Lifestyle-related habits have a strong influence on morbidity and mortality worldwide. This study investigates the association between a multidimensional healthy lifestyle score and all-cause mortality risk, including in the score some less-studied lifestyle-related factors.
Participants (n=20,094) of the Seguimiento Universidad de Navarra cohort were followed up from 1999 to 2018. The analysis was conducted in 2019. A 10-point healthy lifestyle score previously associated with a lower risk of major cardiovascular events was applied, assigning 1 point to each of the following items: never smoking, moderate-to-high physical activity, moderate-to-high Mediterranean diet adherence, healthy BMI, moderate alcohol consumption, avoidance of binge drinking, low TV exposure, short afternoon nap, time spent with friends, and working ≥40 hours per week.

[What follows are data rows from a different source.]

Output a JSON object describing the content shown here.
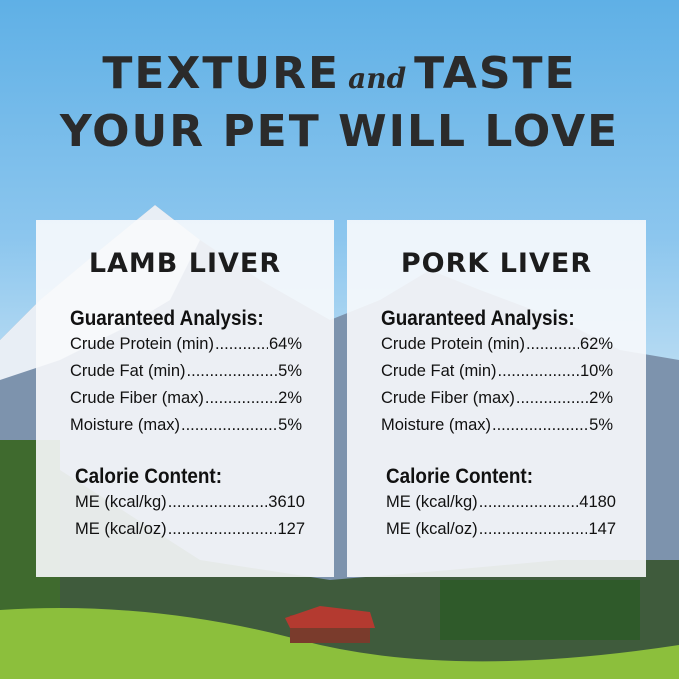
{
  "headline": {
    "line1_a": "TEXTURE",
    "line1_and": "and",
    "line1_b": "TASTE",
    "line2": "YOUR PET WILL LOVE"
  },
  "products": [
    {
      "name": "LAMB LIVER",
      "analysis_title": "Guaranteed Analysis:",
      "analysis": [
        {
          "label": "Crude Protein (min)",
          "value": "64%"
        },
        {
          "label": "Crude Fat (min)",
          "value": "5%"
        },
        {
          "label": "Crude Fiber (max)",
          "value": "2%"
        },
        {
          "label": "Moisture (max)",
          "value": "5%"
        }
      ],
      "calorie_title": "Calorie Content:",
      "calories": [
        {
          "label": "ME (kcal/kg)",
          "value": "3610"
        },
        {
          "label": "ME (kcal/oz)",
          "value": "127"
        }
      ]
    },
    {
      "name": "PORK LIVER",
      "analysis_title": "Guaranteed Analysis:",
      "analysis": [
        {
          "label": "Crude Protein (min)",
          "value": "62%"
        },
        {
          "label": "Crude Fat (min)",
          "value": "10%"
        },
        {
          "label": "Crude Fiber (max)",
          "value": "2%"
        },
        {
          "label": "Moisture (max)",
          "value": "5%"
        }
      ],
      "calorie_title": "Calorie Content:",
      "calories": [
        {
          "label": "ME (kcal/kg)",
          "value": "4180"
        },
        {
          "label": "ME (kcal/oz)",
          "value": "147"
        }
      ]
    }
  ]
}
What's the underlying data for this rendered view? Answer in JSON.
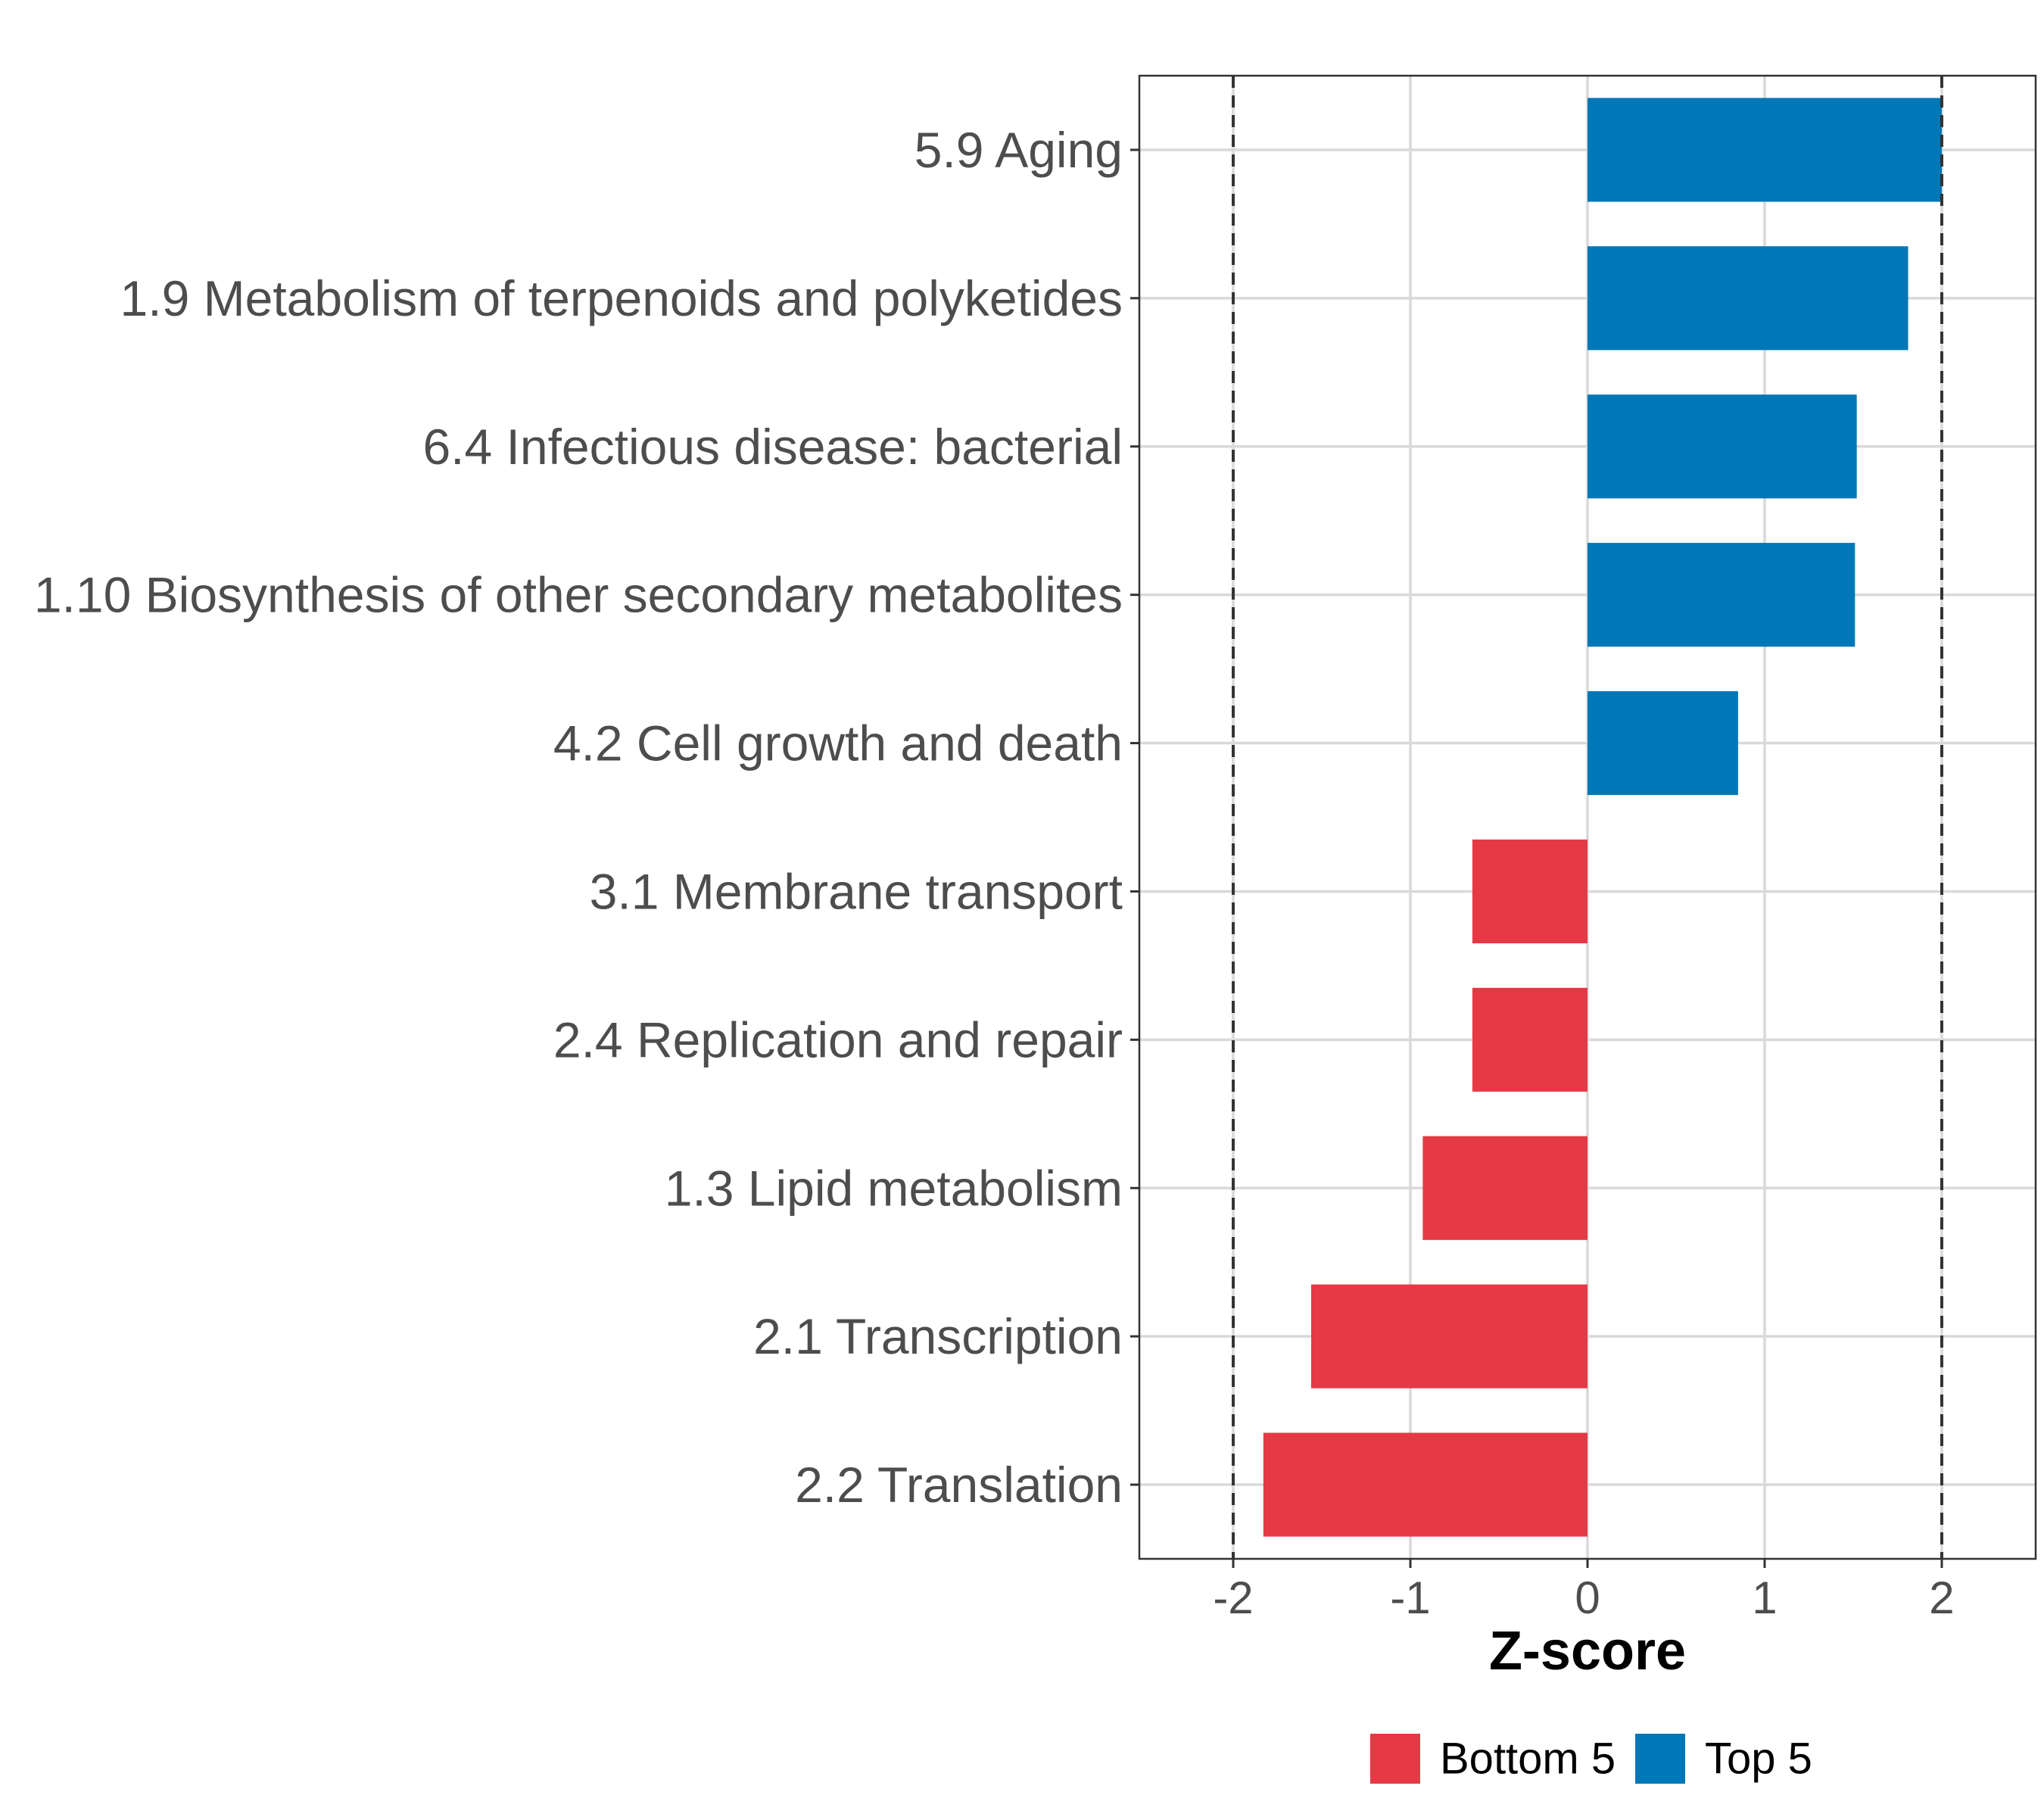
{
  "chart_data": {
    "type": "bar",
    "orientation": "horizontal",
    "categories": [
      "5.9 Aging",
      "1.9 Metabolism of terpenoids and polyketides",
      "6.4 Infectious disease: bacterial",
      "1.10 Biosynthesis of other secondary metabolites",
      "4.2 Cell growth and death",
      "3.1 Membrane transport",
      "2.4 Replication and repair",
      "1.3 Lipid metabolism",
      "2.1 Transcription",
      "2.2 Translation"
    ],
    "values": [
      2.0,
      1.81,
      1.52,
      1.51,
      0.85,
      -0.65,
      -0.65,
      -0.93,
      -1.56,
      -1.83
    ],
    "groups": [
      "Top 5",
      "Top 5",
      "Top 5",
      "Top 5",
      "Top 5",
      "Bottom 5",
      "Bottom 5",
      "Bottom 5",
      "Bottom 5",
      "Bottom 5"
    ],
    "xlabel": "Z-score",
    "ylabel": "",
    "xlim": [
      -2.53,
      2.53
    ],
    "xticks": [
      "-2",
      "-1",
      "0",
      "1",
      "2"
    ],
    "reference_lines": [
      -2,
      2
    ],
    "grid": true,
    "legend": {
      "position": "bottom",
      "items": [
        {
          "label": "Bottom 5",
          "color": "#e63946"
        },
        {
          "label": "Top 5",
          "color": "#0077b6"
        }
      ]
    },
    "colors": {
      "Top 5": "#0077b6",
      "Bottom 5": "#e63946"
    }
  }
}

During a median follow-up of 10.8 years, 407 deaths were documented. In the multivariable adjusted analysis, the highest category of adherence to the score (7–10 points) showed a 60% lower risk of all-cause mortality than the lowest category (0–3 points) (hazard ratio=0.40, 95% CI=0.27, 0.60, p<0.001 for trend). In analyses of the healthy lifestyle score as a continuous variable, for each additional point in the score, a 18% relatively lower risk of all-cause mortality was observed (adjusted hazard ratio=0.82, 95% CI=0.76, 0.88).
Adherence to a healthy lifestyle score, including some less-studied lifestyle-related factors, was longitudinally associated with a substantially lower mortality rate in a Mediterranean cohort. Comprehensive health promotion should be a public health priority.